The fact that Senate Republicans have not done this in the case of Graham and immigration makes me think the fix is in. If we had a party that was serious, Senate Majority Leader Mitch McConnell and the rest of the Senate GOP would say, “That’s great that you and Jeff Flake have been having meetings, Lindsey, but you don’t speak for us.”

It’s hard to avoid the impression that other Republicans are saying, God bless Lindsey. There, but for the grace of God, go I — because this is what our paymasters want. The Business Roundtable doesn’t care what Republicans have to do to fool the base, provided: Another year goes by, the Nightmares are still here, and we haven’t sealed the border.

Either Mitch McConnell is very, very stupid or the reason he’s not pulling Graham is precisely because he keeps missing shots.

Let’s see, what’s the stupidest way we could do this? Every single day of Trump’s campaign he promised everyone a wall and mass deportations. What if we DON’T build a wall, but take the person who got zero votes, was the earliest and most vociferous in attacking Trump — and involve him centrally in the negotiations on immigration?

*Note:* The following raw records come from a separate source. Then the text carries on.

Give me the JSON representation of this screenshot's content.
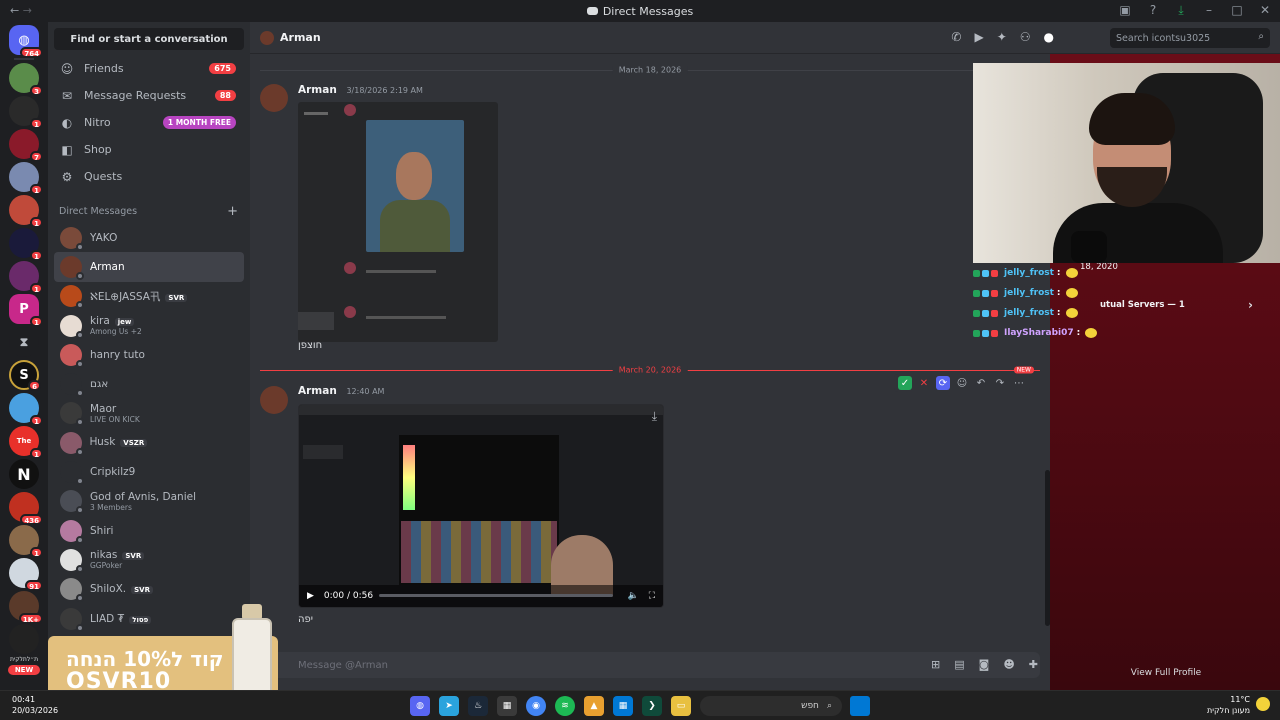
{
  "window": {
    "title": "Direct Messages",
    "back": "←",
    "forward": "→"
  },
  "rail": {
    "badges": [
      "764",
      "3",
      "1",
      "7",
      "1",
      "1",
      "1",
      "1",
      "1",
      "1",
      "6",
      "1",
      "1",
      "1",
      "436",
      "1",
      "91",
      "1K+"
    ],
    "new_label": "NEW",
    "partial_label": "ת״לתלקית"
  },
  "sidebar": {
    "search_label": "Find or start a conversation",
    "nav": [
      {
        "label": "Friends",
        "icon": "friends-icon",
        "badge": "675"
      },
      {
        "label": "Message Requests",
        "icon": "envelope-icon",
        "badge": "88"
      },
      {
        "label": "Nitro",
        "icon": "nitro-icon",
        "badge": "1 MONTH FREE"
      },
      {
        "label": "Shop",
        "icon": "shop-icon",
        "badge": ""
      },
      {
        "label": "Quests",
        "icon": "quests-icon",
        "badge": ""
      }
    ],
    "dm_heading": "Direct Messages",
    "dm_add": "+",
    "dms": [
      {
        "name": "YAKO",
        "sub": "",
        "tag": "",
        "color": "#7a4a3a"
      },
      {
        "name": "Arman",
        "sub": "",
        "tag": "",
        "color": "#6b3a2b"
      },
      {
        "name": "ℵEL⊕JASSA卂",
        "sub": "",
        "tag": "SVR",
        "color": "#b84a1a"
      },
      {
        "name": "kira",
        "sub": "Among Us +2",
        "tag": "jew",
        "color": "#e7dcd3"
      },
      {
        "name": "hanry tuto",
        "sub": "",
        "tag": "",
        "color": "#c95a5a"
      },
      {
        "name": "אגם",
        "sub": "",
        "tag": "",
        "color": "#2b2d31"
      },
      {
        "name": "Maor",
        "sub": "LIVE ON KICK",
        "tag": "",
        "color": "#3a3a3a"
      },
      {
        "name": "Ꮋusk",
        "sub": "",
        "tag": "VSZR",
        "color": "#8a5a6a"
      },
      {
        "name": "Cripkilz9",
        "sub": "",
        "tag": "",
        "color": "#2b2d31"
      },
      {
        "name": "God of Avnis, Daniel",
        "sub": "3 Members",
        "tag": "",
        "color": "#4a4d55"
      },
      {
        "name": "Shiri",
        "sub": "",
        "tag": "",
        "color": "#b57aa0"
      },
      {
        "name": "nikas",
        "sub": "GGPoker",
        "tag": "SVR",
        "color": "#e0e0e0"
      },
      {
        "name": "ShiloX.",
        "sub": "",
        "tag": "SVR",
        "color": "#8a8a8a"
      },
      {
        "name": "LIAD ₮",
        "sub": "",
        "tag": "פסול",
        "color": "#3a3a3a"
      }
    ]
  },
  "promo": {
    "line1": "קוד ל10% הנחה",
    "line2": "OSVR10"
  },
  "header": {
    "dm_name": "Arman",
    "search_placeholder": "Search icontsu3025"
  },
  "messages": {
    "divider1": "March 18, 2026",
    "divider2": "March 20, 2026",
    "new_badge": "NEW",
    "m1": {
      "author": "Arman",
      "time": "3/18/2026 2:19 AM",
      "text": "חוצפן"
    },
    "m2": {
      "author": "Arman",
      "time": "12:40 AM",
      "text": "יפה"
    },
    "video": {
      "time": "0:00 / 0:56",
      "progress": 0
    }
  },
  "composer": {
    "placeholder": "Message @Arman"
  },
  "profile": {
    "member_since": "18, 2020",
    "mutual_servers": "utual Servers — 1",
    "view_full": "View Full Profile"
  },
  "chat_overlay": [
    {
      "user": "jelly_frost",
      "sep": ":",
      "color": "#4fc3f7"
    },
    {
      "user": "jelly_frost",
      "sep": ":",
      "color": "#4fc3f7"
    },
    {
      "user": "jelly_frost",
      "sep": ":",
      "color": "#4fc3f7"
    },
    {
      "user": "IlaySharabi07",
      "sep": ":",
      "color": "#d0a3ff"
    }
  ],
  "taskbar": {
    "time": "00:41",
    "date": "20/03/2026",
    "search": "חפש",
    "temp": "11°C",
    "weather": "מעונן חלקית"
  }
}
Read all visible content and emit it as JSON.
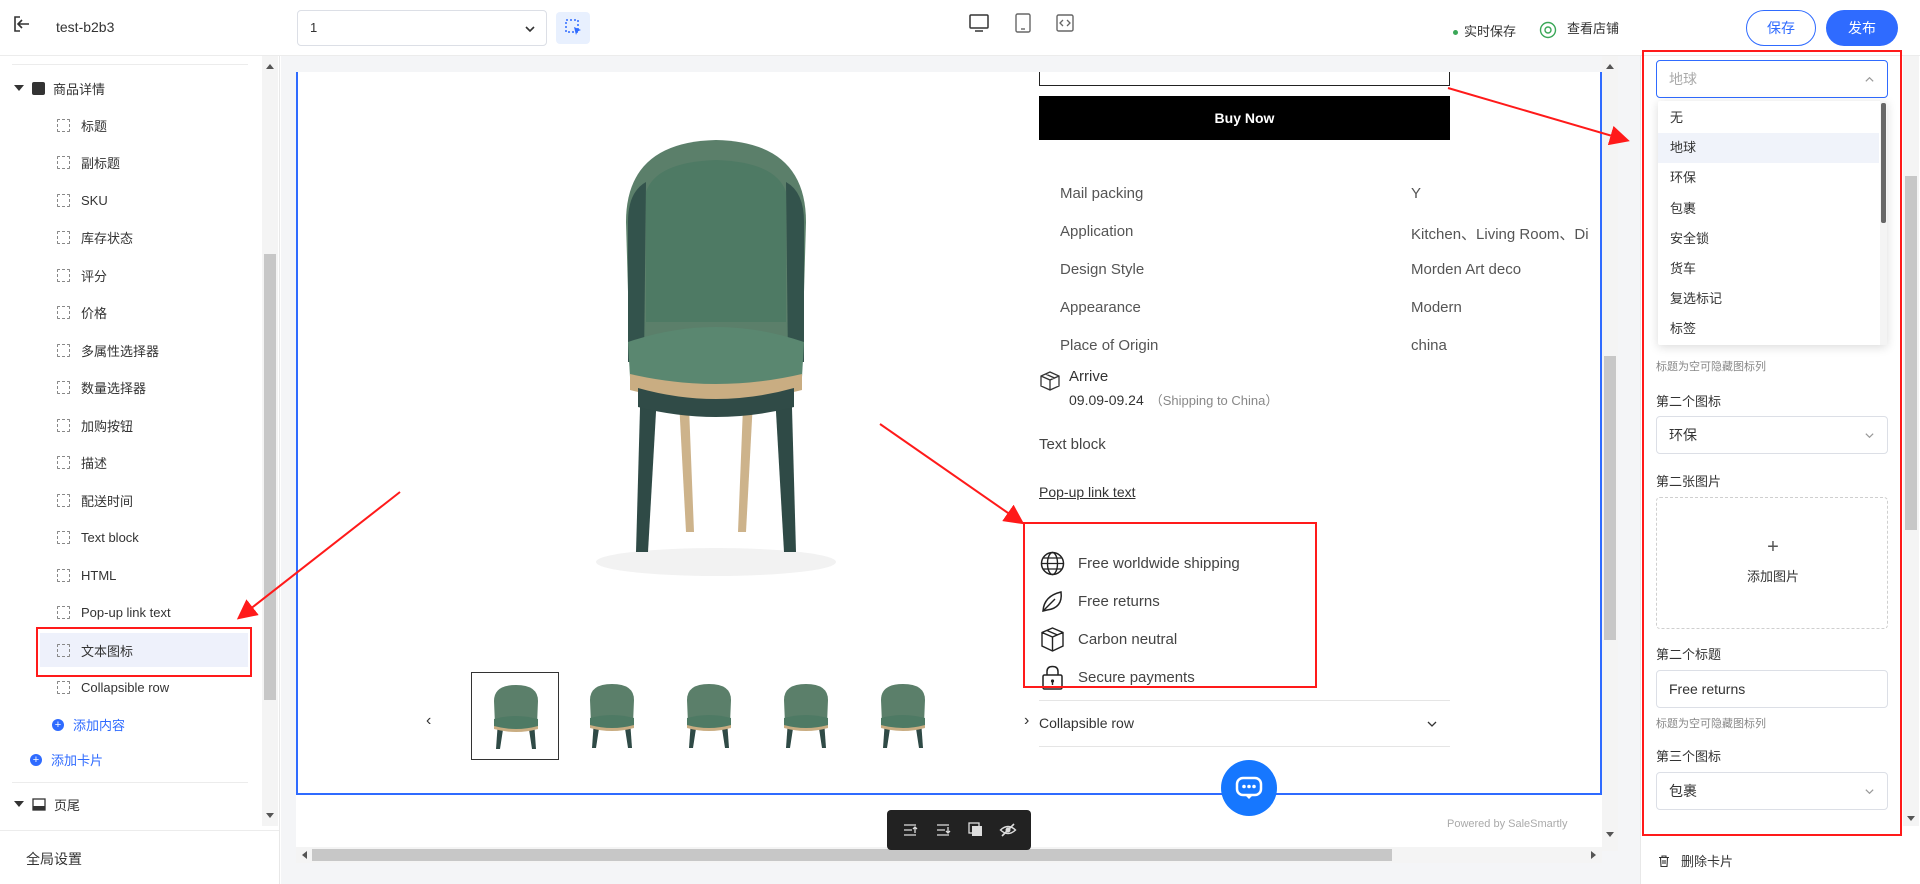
{
  "topbar": {
    "app_title": "test-b2b3",
    "page_select_value": "1",
    "autosave_label": "实时保存",
    "view_store_label": "查看店铺",
    "save_label": "保存",
    "publish_label": "发布"
  },
  "sidebar": {
    "section_product": "商品详情",
    "items": [
      {
        "label": "标题"
      },
      {
        "label": "副标题"
      },
      {
        "label": "SKU"
      },
      {
        "label": "库存状态"
      },
      {
        "label": "评分"
      },
      {
        "label": "价格"
      },
      {
        "label": "多属性选择器"
      },
      {
        "label": "数量选择器"
      },
      {
        "label": "加购按钮"
      },
      {
        "label": "描述"
      },
      {
        "label": "配送时间"
      },
      {
        "label": "Text block"
      },
      {
        "label": "HTML"
      },
      {
        "label": "Pop-up link text"
      },
      {
        "label": "文本图标"
      },
      {
        "label": "Collapsible row"
      }
    ],
    "selected_index": 14,
    "add_content": "添加内容",
    "add_card": "添加卡片",
    "section_footer": "页尾",
    "global_settings": "全局设置"
  },
  "product": {
    "buy_now": "Buy Now",
    "specs": [
      {
        "name": "Mail packing",
        "value": "Y"
      },
      {
        "name": "Application",
        "value": "Kitchen、Living Room、Di"
      },
      {
        "name": "Design Style",
        "value": "Morden Art deco"
      },
      {
        "name": "Appearance",
        "value": "Modern"
      },
      {
        "name": "Place of Origin",
        "value": "china"
      }
    ],
    "arrive_label": "Arrive",
    "arrive_dates": "09.09-09.24",
    "arrive_ship": "（Shipping to China）",
    "text_block": "Text block",
    "popup_link": "Pop-up link text",
    "icon_texts": [
      {
        "icon": "globe-icon",
        "text": "Free worldwide shipping"
      },
      {
        "icon": "leaf-icon",
        "text": "Free returns"
      },
      {
        "icon": "box-icon",
        "text": "Carbon neutral"
      },
      {
        "icon": "lock-icon",
        "text": "Secure payments"
      }
    ],
    "collapsible_row": "Collapsible row",
    "powered_by": "Powered by SaleSmartly",
    "thumb_prev": "‹",
    "thumb_next": "›"
  },
  "right_panel": {
    "first_icon_placeholder": "地球",
    "dropdown_options": [
      "无",
      "地球",
      "环保",
      "包裹",
      "安全锁",
      "货车",
      "复选标记",
      "标签"
    ],
    "dropdown_selected": "地球",
    "hint_1": "标题为空可隐藏图标列",
    "second_icon_label": "第二个图标",
    "second_icon_value": "环保",
    "second_image_label": "第二张图片",
    "upload_plus": "+",
    "upload_label": "添加图片",
    "second_title_label": "第二个标题",
    "second_title_value": "Free returns",
    "hint_2": "标题为空可隐藏图标列",
    "third_icon_label": "第三个图标",
    "third_icon_value": "包裹",
    "delete_card": "删除卡片"
  },
  "colors": {
    "accent": "#2f6bff",
    "annotation_red": "#ff1a1a",
    "chair_green": "#4e7a64"
  }
}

Recall that McConnell spent $8 million to defeat Rep. Mo Brooks in the Alabama Senate Republican primary last August, leading to Trump’s humiliating defeat in the reddest state in the Union in December. There’s nothing embarrassing about Brooks. But he’s with Trump on immigration, so he had to be stopped.

Voters get lip service on “securing the border” at the same time that Republicans are letting Graham negotiate amnesty. The complicit senators hide in their offices and practice looking shocked. No, Lindsey! That’s not what we wanted at all! … Oh well, what are you going to do? Let’s just get those illegals their permanent residence cards and move on to more tax cuts for Wall Street.

It’s said so often that it’s become a cliche: Elections have consequences. Just this once, couldn’t an election have a consequence? A wall and deportations — YES! Amnesty for the Nightmares — NO!